16Une étude de la première scène permet de voir comment l’étrange et le familier coexistent. Le décor, une chambre dans un hôtel de luxe à Leeds, et les deux personnages, un homme du monde, Ian, avec une fille, Cate, semblent nous préparer une scène de boulevard tant leurs rapports sont déterminés de façon conventionnelle. Il est plus âgé, plus sûr de lui, elle est moins à l’aise. Il la traite avec un mépris certain et se permet des remarques désobligeantes sur sa famille et même sur ses vêtements. Sa façon de se conduire avec les femmes s’accompagne de critiques vers d’autres groupes socio-culturels : les immigrés, par exemple, ou les fanatiques de football. À le voir se pavaner sur scène, un verre de champagne à la main et un revolver sous le bras, il fait penser à une espèce de James Bond qui guette l’arrivée du méchant, surtout quand il commence à suggérer qu’il est menacé par quelqu’un ou par quelque chose. Cate est aussi reconnaissable que lui. Ses origines sociales modestes sont visibles dans ce qu’elle dit et comment elle le dit. Elle est sans emploi et parle de sa famille éclatée qui vit dans le sud de Londres. Pourtant, cette interprétation superficielle des deux personnages montre vite ses limites. Des questions sans réponse commencent à effleurer l’esprit du spectateur. Pourquoi Ian est-il obsédé par l’odeur de son corps de sorte qu’il prend des douches sans arrêt ? Quel sens faut-il donner aux malaises de Cate et pourquoi font-ils peur à Ian ?

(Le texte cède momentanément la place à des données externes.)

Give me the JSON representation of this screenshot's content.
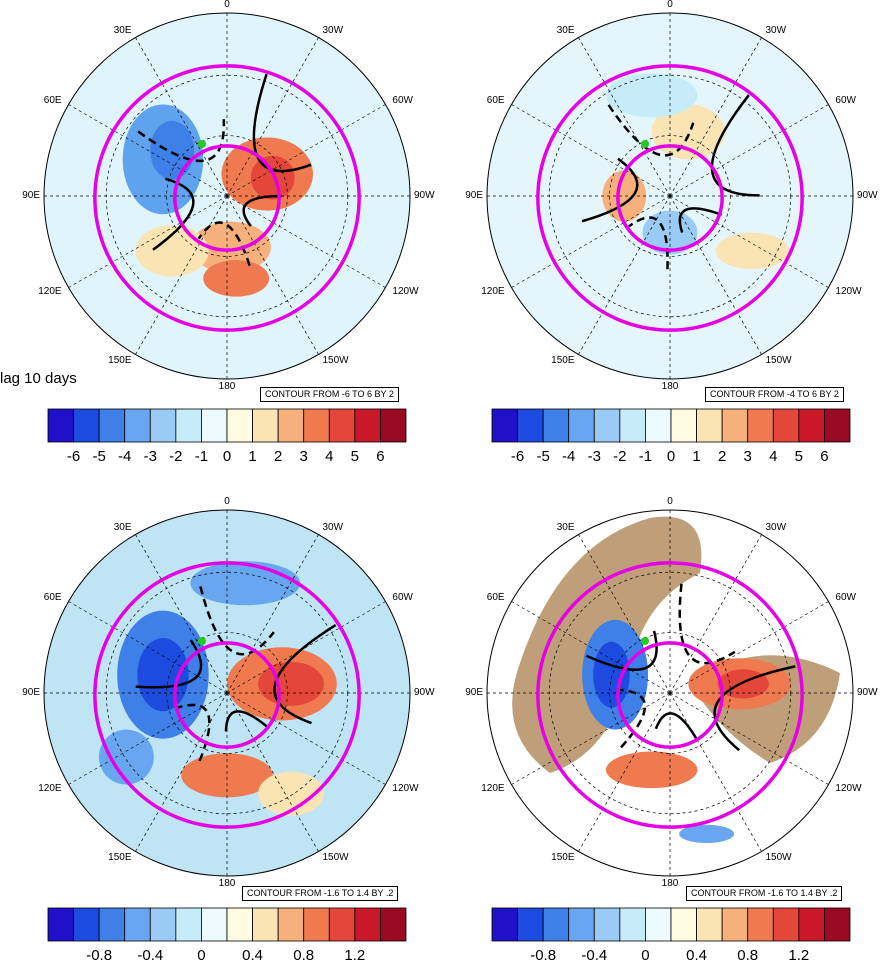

17Il devient rapidement clair que nous n’assistons pas à une simple histoire de séduction. Même avant l’irruption de la violence, représentée par l’entrée en scène du soldat au milieu de la pièce, le monde de la fiction a connu une infiltration plus sournoise de la violence et de la mort. Ces éléments font partie même des rapports entre les deux personnages. Les germes de la violence qui se déchaîne dans la deuxième moitié de la pièce sont déjà à l’œuvre dans les premières séquences, quoique de façon plus insidieuse. La mort et la violence sont omniprésentes dans le discours de Ian. Après quelques mots de tendresse échangés avec Cate, il dicte le récit suivant au téléphone, à destination du journal où il travaille, apparemment, comme journaliste :

A serial killer slaughtered British tourist Samantha Scrace in a sick murder ritual comma, police revealed yesterday point new par. The bubbly nineteen year old from Leeds was among seven victims found buried in identical triangular tombs in an isolated New Zealand forest point new par. Each had been stabbed more than twenty times and placed face down comma, hands tied behind their backs point new par. Caps up, ashes at the site showed the maniac had stayed to cook a meal, caps down point new par. Samantha, a beautiful redhead with dreams of becoming a model comma, was on the trip of a lifetime after finishing her A levels last year point. Samantha’s mum said yesterday colon quoting, we pray the police will come up with something dash, anything comma, soon point still quoting. The sooner this lunatic is brought to justice the better point end quote new par. The Foreign Office warned tourists down under to take extra care point. A spokesman said colon quoting, common sense is the best rule point end quote, copy ends. (p. 12)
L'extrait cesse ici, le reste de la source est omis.